Vaughn, as well as Patrol Officers Troy Taladay and Francisco Santiago, forced Daniel Prude to the ground and held him there by “segmenting,” or using a stabilization technique they had been taught at RPD in-service training. An ambulance arrived shortly afterward.

Daniel Prude fell silent and vomited while medical staff discussed treatment. Vaughn noticed he did not appear to be breathing and officers rolled him to his side. He regained a pulse after EMTs performed CPR, but never regained consciousness, according to the report.

“Responding officers knew that Mr. Prude was experiencing a mental health crisis, yet the officers who ultimately restrained Mr. Prude were largely unfamiliar with how to handle this type of medical emergency,” James said Tuesday during a press conference.

A judge granted James’ motion to release the grand jury proceedings that led to the decision to not file charges in Daniel Prude’s death, according to a statement from the attorney general’s office Tuesday night.

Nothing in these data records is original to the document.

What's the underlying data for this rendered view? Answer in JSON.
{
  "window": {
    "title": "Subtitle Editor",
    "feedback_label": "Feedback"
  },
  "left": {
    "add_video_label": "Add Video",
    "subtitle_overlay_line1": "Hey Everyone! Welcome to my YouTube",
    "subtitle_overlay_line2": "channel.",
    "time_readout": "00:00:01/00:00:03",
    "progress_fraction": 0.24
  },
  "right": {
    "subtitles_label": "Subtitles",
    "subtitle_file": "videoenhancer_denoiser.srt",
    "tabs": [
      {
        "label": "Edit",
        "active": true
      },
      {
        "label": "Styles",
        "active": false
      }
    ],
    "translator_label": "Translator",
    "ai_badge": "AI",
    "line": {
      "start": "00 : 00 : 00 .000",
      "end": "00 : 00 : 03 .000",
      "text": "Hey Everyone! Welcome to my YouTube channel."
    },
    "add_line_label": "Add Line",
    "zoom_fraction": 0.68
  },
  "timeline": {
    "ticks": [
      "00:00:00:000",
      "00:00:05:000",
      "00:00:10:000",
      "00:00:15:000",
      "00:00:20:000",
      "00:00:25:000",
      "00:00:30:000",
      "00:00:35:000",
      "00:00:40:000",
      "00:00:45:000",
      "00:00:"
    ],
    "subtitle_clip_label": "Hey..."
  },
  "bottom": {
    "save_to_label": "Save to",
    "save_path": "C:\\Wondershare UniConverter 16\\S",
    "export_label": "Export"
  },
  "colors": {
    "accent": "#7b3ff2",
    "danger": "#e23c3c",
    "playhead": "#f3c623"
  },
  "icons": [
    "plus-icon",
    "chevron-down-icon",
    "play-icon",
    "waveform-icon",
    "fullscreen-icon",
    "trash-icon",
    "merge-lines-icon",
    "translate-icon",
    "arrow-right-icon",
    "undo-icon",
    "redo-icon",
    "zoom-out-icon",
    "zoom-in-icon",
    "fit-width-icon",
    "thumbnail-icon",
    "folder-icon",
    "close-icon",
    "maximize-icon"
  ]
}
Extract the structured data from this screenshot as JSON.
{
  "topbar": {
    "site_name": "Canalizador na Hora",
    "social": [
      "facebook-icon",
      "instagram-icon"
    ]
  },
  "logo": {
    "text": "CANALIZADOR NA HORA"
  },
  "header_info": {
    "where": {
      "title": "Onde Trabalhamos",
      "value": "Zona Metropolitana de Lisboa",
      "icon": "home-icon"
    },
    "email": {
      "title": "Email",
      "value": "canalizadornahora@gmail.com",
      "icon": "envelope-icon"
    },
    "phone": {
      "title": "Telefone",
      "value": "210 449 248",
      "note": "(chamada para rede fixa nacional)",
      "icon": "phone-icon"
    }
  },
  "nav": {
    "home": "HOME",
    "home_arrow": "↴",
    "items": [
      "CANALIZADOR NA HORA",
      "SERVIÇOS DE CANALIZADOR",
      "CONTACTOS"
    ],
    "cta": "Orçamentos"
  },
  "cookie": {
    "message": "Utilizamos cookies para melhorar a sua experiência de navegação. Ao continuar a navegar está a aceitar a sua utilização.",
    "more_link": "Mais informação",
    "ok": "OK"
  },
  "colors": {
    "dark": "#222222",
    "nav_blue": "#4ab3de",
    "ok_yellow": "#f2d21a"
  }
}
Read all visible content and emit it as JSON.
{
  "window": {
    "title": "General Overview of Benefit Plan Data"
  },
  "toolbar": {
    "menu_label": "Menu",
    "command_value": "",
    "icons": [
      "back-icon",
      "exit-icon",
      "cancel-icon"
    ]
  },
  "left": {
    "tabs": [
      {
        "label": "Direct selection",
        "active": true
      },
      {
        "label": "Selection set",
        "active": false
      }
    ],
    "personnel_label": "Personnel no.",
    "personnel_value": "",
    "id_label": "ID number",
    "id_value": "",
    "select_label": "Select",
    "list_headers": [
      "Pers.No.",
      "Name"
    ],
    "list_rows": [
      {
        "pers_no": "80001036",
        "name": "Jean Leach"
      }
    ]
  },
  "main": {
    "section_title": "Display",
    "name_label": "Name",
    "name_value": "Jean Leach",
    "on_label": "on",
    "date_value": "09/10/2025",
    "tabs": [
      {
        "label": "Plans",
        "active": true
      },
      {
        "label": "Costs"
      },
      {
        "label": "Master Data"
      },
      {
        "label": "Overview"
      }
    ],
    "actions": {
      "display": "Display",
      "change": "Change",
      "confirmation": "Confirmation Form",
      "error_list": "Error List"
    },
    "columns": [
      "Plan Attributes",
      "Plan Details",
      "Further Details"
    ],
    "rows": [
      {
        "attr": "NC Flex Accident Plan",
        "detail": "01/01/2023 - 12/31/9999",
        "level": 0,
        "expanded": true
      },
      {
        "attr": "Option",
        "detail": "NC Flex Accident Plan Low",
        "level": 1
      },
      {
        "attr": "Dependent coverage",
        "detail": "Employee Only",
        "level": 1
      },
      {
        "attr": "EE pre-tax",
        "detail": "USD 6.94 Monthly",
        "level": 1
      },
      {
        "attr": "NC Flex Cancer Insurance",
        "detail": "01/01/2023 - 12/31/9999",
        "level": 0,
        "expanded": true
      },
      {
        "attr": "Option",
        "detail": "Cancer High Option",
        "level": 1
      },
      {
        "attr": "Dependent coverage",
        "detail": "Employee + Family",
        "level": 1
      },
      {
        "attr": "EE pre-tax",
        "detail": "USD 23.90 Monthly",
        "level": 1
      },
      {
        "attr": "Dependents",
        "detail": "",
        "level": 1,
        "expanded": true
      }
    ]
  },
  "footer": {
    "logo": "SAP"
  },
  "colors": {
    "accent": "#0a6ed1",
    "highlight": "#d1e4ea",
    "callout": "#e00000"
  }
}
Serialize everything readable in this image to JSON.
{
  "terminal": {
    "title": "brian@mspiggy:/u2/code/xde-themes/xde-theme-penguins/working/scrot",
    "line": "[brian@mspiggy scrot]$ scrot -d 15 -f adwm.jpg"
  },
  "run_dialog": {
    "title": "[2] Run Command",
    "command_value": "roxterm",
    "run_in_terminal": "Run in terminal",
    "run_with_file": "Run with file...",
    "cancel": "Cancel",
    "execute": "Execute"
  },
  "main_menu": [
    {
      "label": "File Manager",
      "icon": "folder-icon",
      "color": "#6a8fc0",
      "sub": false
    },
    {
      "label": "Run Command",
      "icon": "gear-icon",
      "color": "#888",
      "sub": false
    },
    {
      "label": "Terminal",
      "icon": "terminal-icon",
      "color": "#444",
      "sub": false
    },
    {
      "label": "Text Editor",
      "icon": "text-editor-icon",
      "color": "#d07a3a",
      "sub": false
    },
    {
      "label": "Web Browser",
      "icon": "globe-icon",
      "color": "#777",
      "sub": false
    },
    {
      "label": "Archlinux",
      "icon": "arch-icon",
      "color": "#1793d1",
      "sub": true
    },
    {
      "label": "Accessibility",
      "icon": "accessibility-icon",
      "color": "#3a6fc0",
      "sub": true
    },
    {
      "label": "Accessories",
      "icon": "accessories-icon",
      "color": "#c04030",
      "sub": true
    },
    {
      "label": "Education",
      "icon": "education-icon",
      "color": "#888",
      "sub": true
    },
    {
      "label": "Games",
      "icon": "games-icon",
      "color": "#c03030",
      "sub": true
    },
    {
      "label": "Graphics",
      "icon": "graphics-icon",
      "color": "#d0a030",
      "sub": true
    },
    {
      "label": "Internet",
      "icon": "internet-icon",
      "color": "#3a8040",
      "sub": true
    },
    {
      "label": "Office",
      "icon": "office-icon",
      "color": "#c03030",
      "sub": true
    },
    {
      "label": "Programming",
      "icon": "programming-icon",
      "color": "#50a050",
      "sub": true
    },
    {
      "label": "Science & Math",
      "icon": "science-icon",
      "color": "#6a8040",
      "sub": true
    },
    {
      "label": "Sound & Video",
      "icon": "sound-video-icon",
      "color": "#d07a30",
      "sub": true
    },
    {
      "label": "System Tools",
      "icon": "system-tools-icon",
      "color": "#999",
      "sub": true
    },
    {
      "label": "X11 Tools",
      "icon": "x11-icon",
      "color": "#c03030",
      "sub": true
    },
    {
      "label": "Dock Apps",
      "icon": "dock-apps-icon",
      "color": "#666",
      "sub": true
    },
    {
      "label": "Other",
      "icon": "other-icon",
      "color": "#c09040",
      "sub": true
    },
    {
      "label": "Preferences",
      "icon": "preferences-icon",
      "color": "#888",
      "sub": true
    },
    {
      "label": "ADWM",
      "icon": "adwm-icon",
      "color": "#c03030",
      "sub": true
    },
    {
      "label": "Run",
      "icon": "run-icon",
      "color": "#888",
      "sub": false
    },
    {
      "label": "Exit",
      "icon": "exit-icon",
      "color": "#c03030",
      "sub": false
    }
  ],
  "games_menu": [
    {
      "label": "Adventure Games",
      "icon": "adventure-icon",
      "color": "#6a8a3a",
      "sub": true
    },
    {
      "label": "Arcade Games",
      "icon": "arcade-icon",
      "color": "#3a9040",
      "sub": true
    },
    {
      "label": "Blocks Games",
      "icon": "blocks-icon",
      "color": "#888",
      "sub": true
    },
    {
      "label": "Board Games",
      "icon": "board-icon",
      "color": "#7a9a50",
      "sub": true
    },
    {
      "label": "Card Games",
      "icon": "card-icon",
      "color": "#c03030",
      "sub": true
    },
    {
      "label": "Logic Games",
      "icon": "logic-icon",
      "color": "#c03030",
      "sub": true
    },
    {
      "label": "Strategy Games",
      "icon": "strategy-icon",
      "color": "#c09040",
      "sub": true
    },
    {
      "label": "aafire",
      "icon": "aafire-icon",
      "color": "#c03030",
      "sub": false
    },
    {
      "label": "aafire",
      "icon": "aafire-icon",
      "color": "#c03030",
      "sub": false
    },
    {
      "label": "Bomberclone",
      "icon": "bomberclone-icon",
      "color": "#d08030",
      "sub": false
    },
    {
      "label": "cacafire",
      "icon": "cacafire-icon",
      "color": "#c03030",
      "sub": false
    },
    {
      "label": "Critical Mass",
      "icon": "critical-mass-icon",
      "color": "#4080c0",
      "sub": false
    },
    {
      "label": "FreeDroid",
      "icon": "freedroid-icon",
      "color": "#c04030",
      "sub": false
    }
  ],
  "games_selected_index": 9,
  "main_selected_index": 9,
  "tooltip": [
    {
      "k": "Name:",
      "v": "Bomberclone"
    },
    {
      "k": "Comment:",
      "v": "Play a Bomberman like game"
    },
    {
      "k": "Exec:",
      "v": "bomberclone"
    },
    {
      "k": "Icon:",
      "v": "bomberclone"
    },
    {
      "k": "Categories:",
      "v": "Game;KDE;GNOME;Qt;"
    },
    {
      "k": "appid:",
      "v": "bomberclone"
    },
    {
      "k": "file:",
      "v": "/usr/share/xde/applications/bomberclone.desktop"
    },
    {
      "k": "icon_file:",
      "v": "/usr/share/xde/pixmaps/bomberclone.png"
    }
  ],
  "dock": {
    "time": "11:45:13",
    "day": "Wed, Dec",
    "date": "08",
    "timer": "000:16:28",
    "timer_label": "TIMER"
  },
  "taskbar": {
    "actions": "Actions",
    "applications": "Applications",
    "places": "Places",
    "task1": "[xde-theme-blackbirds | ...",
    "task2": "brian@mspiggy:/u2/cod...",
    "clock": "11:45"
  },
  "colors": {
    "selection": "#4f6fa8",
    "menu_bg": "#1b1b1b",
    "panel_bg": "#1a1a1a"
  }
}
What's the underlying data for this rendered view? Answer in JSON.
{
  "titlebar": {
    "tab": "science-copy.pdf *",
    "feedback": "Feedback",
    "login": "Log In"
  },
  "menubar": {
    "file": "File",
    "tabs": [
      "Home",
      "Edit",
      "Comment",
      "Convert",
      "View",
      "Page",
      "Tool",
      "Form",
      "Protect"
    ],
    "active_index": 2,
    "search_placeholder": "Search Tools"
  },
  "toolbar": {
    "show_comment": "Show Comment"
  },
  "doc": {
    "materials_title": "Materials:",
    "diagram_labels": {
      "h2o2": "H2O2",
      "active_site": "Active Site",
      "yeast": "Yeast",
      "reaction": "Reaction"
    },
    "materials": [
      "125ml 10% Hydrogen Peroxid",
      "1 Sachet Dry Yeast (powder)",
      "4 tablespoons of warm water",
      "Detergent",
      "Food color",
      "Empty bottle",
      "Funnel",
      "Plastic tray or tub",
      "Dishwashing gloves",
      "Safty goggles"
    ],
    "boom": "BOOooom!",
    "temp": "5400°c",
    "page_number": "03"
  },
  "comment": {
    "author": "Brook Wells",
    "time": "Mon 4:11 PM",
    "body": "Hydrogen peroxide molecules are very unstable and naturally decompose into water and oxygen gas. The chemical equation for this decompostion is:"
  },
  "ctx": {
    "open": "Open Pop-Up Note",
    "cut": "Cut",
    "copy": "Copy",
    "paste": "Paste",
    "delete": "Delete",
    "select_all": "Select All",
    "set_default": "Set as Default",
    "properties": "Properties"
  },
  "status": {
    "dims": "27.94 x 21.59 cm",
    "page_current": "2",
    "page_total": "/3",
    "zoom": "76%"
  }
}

Rochester police use spit socks made of mesh that loosely fit around a person’s head.

“In this case, there was no evidence that the spit sock placed over Mr. Prude’s head directly contributed to his death — there was no evidence that the spit sock impeded Mr. Prude’s airflow or impaired his circulation,” James said Tuesday. “However, it clearly added to his stress and agitation, and it is unknown as to whether that further contributed to his death. In light of this, agencies should investigate whether alternatives to traditional spit socks, such as plastic face coverings worn by officers, might be a better alternative when dealing with highly agitated subjects.”

Law enforcement, EMS and hospital workers commonly use spit socks to restrict the flow of saliva from one person to another to reduce the spread of disease.

James and members of her office continue to have serious concerns about Rochester police conduct, she said.

Each officer involved in Daniel Prude’s case was interviewed by members of the attorney general’s office and appeared with his attorney before presentation to the grand jury Tuesday.